The coalition includes, among others, Americans for Financial Reform,
Center for Popular Democracy, NAACP, National Association of Consumer
Bankruptcy Attorneys, and US PIRG. The CFPB issued an outline of proposed
regulations on debt collection on July 28, 2016. The new regulations are
designed to protect consumers more effectively and expand the applicability
of the Fair Debt Collection Practices Act and other statutory authorities.
Debt collection is a multi-billion-dollar industry in the United States.
It includes 6,000 debt collection firms and affects about 70 million consumers.
The outline was issued in response to the number of complaints received
by the CFPB regarding debt collection, which generates more complaints
that any other financial product or service. The most common complaints
to the CFPB are about collectors seeking to collect debt from the wrong
consumer, for the wrong amount, or debt that could not be legally enforced.

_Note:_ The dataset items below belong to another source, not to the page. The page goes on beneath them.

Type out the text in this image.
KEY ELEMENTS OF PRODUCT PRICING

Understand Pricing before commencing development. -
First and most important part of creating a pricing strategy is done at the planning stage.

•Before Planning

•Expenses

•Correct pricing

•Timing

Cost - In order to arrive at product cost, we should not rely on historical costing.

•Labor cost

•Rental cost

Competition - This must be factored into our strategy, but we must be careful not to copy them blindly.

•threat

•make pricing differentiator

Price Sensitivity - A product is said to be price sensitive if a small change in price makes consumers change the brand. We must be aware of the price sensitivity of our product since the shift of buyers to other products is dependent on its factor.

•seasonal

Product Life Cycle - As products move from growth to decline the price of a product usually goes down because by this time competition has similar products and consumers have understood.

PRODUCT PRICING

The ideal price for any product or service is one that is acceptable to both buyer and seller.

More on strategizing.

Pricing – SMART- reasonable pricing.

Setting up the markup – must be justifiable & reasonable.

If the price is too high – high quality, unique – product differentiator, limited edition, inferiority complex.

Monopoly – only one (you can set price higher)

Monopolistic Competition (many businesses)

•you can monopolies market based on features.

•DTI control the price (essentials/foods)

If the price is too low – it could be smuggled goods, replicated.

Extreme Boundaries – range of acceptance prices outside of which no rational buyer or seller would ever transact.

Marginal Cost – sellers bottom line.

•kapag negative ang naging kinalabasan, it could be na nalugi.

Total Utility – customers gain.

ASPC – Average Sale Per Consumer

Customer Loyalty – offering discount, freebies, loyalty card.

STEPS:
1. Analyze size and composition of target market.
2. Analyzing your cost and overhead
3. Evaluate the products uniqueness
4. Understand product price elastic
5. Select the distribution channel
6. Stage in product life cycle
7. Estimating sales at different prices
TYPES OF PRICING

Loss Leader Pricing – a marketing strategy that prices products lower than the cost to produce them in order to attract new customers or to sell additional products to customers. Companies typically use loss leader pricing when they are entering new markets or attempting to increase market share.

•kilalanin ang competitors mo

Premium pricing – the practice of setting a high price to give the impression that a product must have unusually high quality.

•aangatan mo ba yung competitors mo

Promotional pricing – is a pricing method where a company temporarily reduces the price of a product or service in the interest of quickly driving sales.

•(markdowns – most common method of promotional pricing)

The proposal would essentially overhaul debt collections from when third-party
collectors first examine their portfolios of debt to their last attempts
The coalition supports several aspects of the CFPB’s proposal and
states that several of the proposed changes will address certain debt
collector conduct that hurts consumers. The coalition supports the CFPB’s
proposal in that it will: (1) require the transfer of information from
prior attempts to collect the debt; (2) prohibits collectors from “parking
debts on credit reports without informing the consumer about the debt;
(3) require collectors to tell subsequent collectors about unresolved
disputes; and (4) require the resolution of those disputes before collection
activity can continue.
However, the letter sent by the advocacy groups also states, “The
proposal represents a missed opportunity to fundamentally improve protections
for consumers victimized by predatory debt collection practices.”
The letter identifies six significant shortcomings of the CFPB’s
outline. The highlighted issues regarding the proposal include that it:
- Permits collection without sufficient substantiation
- Effectively prevents private enforcement
- Allows disputes to remain inadequately investigated
- Allows lawsuits and default judgements to be obtained based on faulty documentation
- Allows call harassment to continue
- Undermines many of the state protections
It also identifies other concerns regarding abusive debt collection practices.
The letter states that the proposal would allow collectors to leaves messages
with third parties, even though this conduct is illegal under 15 U.S.C.
1692b. Additionally, the letter identifies other concerns including: inadequate
protections for dealing with time-barred debt; confusing validation notices;
failure to prohibit mandatory arbitration clauses; insufficient detail
and clarification on credit bureau reporting; and failure to properly
address language concerns for consumers with limited English proficiency.